Without the pressures attendant to a market, program suppliers look forward to the chance to kick back and listen. Loredana Cunti, vice president of sales of children’s programming at London-based PolyGram Television International, describes the summit as a ‘high concept’ event. ‘It’s certainly not a sales opportunity, but a chance to listen to buyers from within the context of panel discussions,’ she says.

‘It helps the learning curve of how we do business around the world,’ says Nickelodeon’s Smalls. ‘Nick is a global player, and we export programming around the world. We need to know what the issues are.’

The meet-and-greet aspect inherent to any gathering of television executives was in full force in 1995, and is anticipated by many this year. The summit facilitates ‘quite a lot of networking,’ says Mills. ‘It’s no substitute for a market in any shape or form, but it does offer an opportunity for professionals to meet there,’ he notes.

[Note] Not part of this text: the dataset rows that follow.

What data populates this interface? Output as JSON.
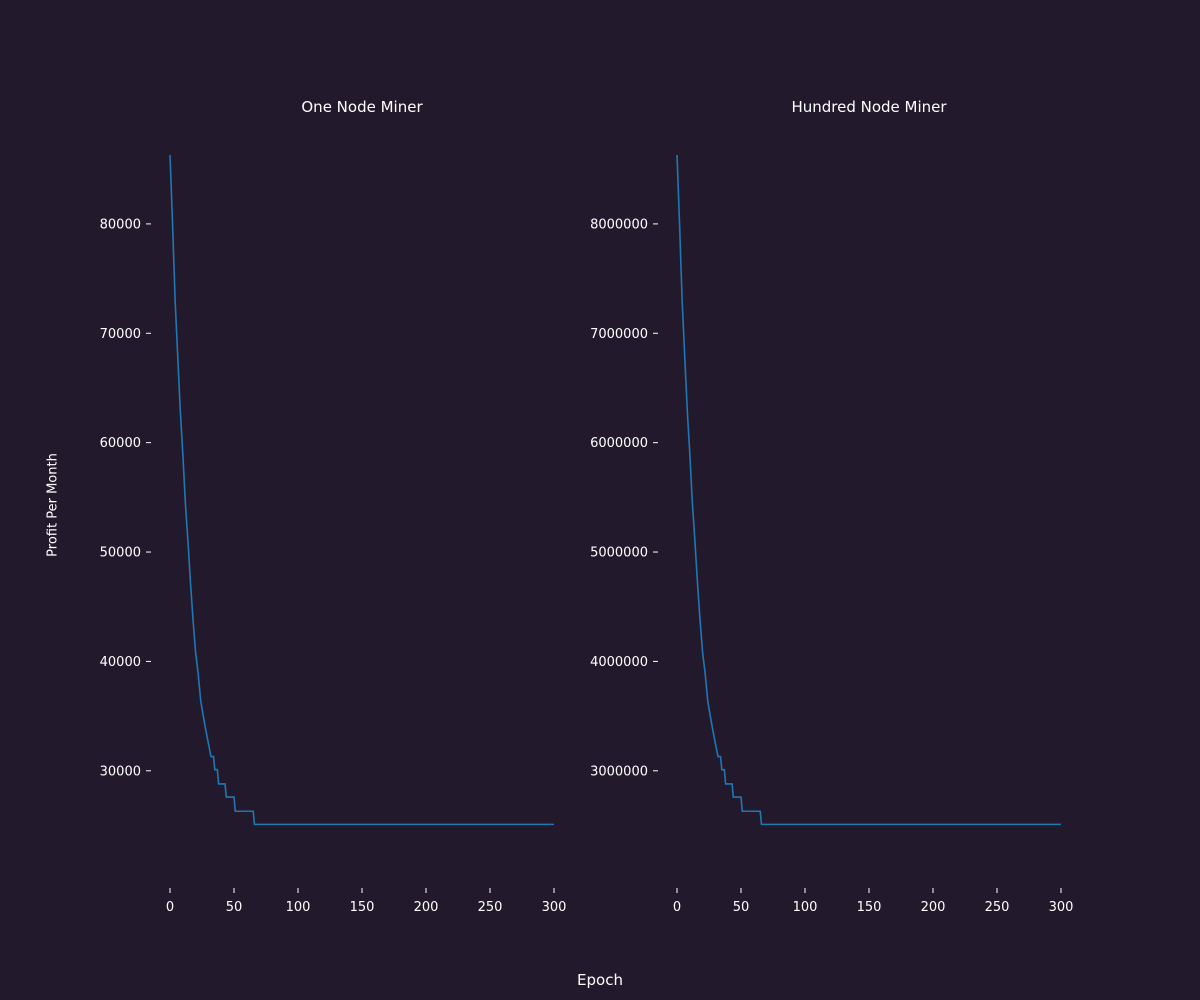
{
  "figure": {
    "xlabel": "Epoch",
    "ylabel": "Profit Per Month",
    "colors": {
      "background": "#221a2c",
      "line": "#1f77b4",
      "text": "#ffffff"
    }
  },
  "chart_data": [
    {
      "type": "line",
      "title": "One Node Miner",
      "xlabel": "Epoch",
      "ylabel": "Profit Per Month",
      "xlim": [
        0,
        300
      ],
      "ylim": [
        22300,
        86300
      ],
      "xticks": [
        0,
        50,
        100,
        150,
        200,
        250,
        300
      ],
      "yticks": [
        30000,
        40000,
        50000,
        60000,
        70000,
        80000
      ],
      "grid": false,
      "series": [
        {
          "points": [
            [
              0,
              86300
            ],
            [
              2,
              80000
            ],
            [
              4,
              73000
            ],
            [
              6,
              68000
            ],
            [
              8,
              63000
            ],
            [
              10,
              59000
            ],
            [
              12,
              54500
            ],
            [
              14,
              51000
            ],
            [
              16,
              47200
            ],
            [
              18,
              43800
            ],
            [
              20,
              40800
            ],
            [
              22,
              38900
            ],
            [
              24,
              36400
            ],
            [
              26,
              35000
            ],
            [
              28,
              33700
            ],
            [
              30,
              32500
            ],
            [
              32,
              31300
            ],
            [
              34,
              31300
            ],
            [
              35,
              30100
            ],
            [
              37,
              30100
            ],
            [
              38,
              28800
            ],
            [
              43,
              28800
            ],
            [
              44,
              27600
            ],
            [
              50,
              27600
            ],
            [
              51,
              26300
            ],
            [
              65,
              26300
            ],
            [
              66,
              25100
            ],
            [
              300,
              25100
            ]
          ]
        }
      ]
    },
    {
      "type": "line",
      "title": "Hundred Node Miner",
      "xlabel": "Epoch",
      "ylabel": "Profit Per Month",
      "xlim": [
        0,
        300
      ],
      "ylim": [
        2230000,
        8630000
      ],
      "xticks": [
        0,
        50,
        100,
        150,
        200,
        250,
        300
      ],
      "yticks": [
        3000000,
        4000000,
        5000000,
        6000000,
        7000000,
        8000000
      ],
      "grid": false,
      "series": [
        {
          "points": [
            [
              0,
              8630000
            ],
            [
              2,
              8000000
            ],
            [
              4,
              7300000
            ],
            [
              6,
              6800000
            ],
            [
              8,
              6300000
            ],
            [
              10,
              5900000
            ],
            [
              12,
              5450000
            ],
            [
              14,
              5100000
            ],
            [
              16,
              4720000
            ],
            [
              18,
              4380000
            ],
            [
              20,
              4080000
            ],
            [
              22,
              3890000
            ],
            [
              24,
              3640000
            ],
            [
              26,
              3500000
            ],
            [
              28,
              3370000
            ],
            [
              30,
              3250000
            ],
            [
              32,
              3130000
            ],
            [
              34,
              3130000
            ],
            [
              35,
              3010000
            ],
            [
              37,
              3010000
            ],
            [
              38,
              2880000
            ],
            [
              43,
              2880000
            ],
            [
              44,
              2760000
            ],
            [
              50,
              2760000
            ],
            [
              51,
              2630000
            ],
            [
              65,
              2630000
            ],
            [
              66,
              2510000
            ],
            [
              300,
              2510000
            ]
          ]
        }
      ]
    }
  ]
}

The social aspect of the summit has a very practical application for National Geographic Television. ‘Our goal is to meet the players who are going to influence what kids are going to be watching over the next generation,’ says Cynthia Van Cleef, executive producer of children’s programming. ‘For us, it’s a think tank-almost like a mini-university-as well as a real mood elevator. The message is you have to have partners,’ she adds. ‘You can’t go it alone. This is also an opportunity to meet those international partners.’

PolyGram’s Cunti hopes for an opportunity to discuss the programs her company is making with international attendees to make sure they’re on target. ‘At the markets, you’d love to be able to have those conversations, but there’s no time,’ she notes.

For companies calling London home, the chance to set up meetings is a big advantage. ‘This year, I have program meetings during that week because I’m in touch with a lot of people coming to the summit from [other] countries,’ says Mills. ‘There’s so much competition,’ says PolyGram’s Cunti. ‘So, in a way, we are going to use the opportunity to discuss issues with buyers. But that’s really not the focus.’

Despite the fact that the summit is not a market, Nickelodeon’s Smalls adds, ‘I’m sure there is business being done there on the side.’

A Global Perspective

According to Telemagination’s Mills, the summit is a valuable opportunity for Western programmers and producers to gain a global perspective on entertainment. ‘The notions we express and the standards of living portrayed are totally foreign to the majority of kids outside our affluent society,’ he notes. ‘The summit makes you aware of that difference-gets you back to the fundamentals of kids programming.’ Still, adds Nickelodeon’s Smalls, ‘even with the language barrier, kids everywhere want good stories and quality characters. That’s universal.’

Asked whether it’s true that a fair amount of ‘U.S. bashing’ occurs at the summit, Smalls has a different perspective. ‘A few years ago, a lively debate developed around U.S. programming as it started making its way around the world. The U.S. is an easy target, but there’s not a disproportionate amount of energy [at the summit] spent attacking the U.S.,’ she notes.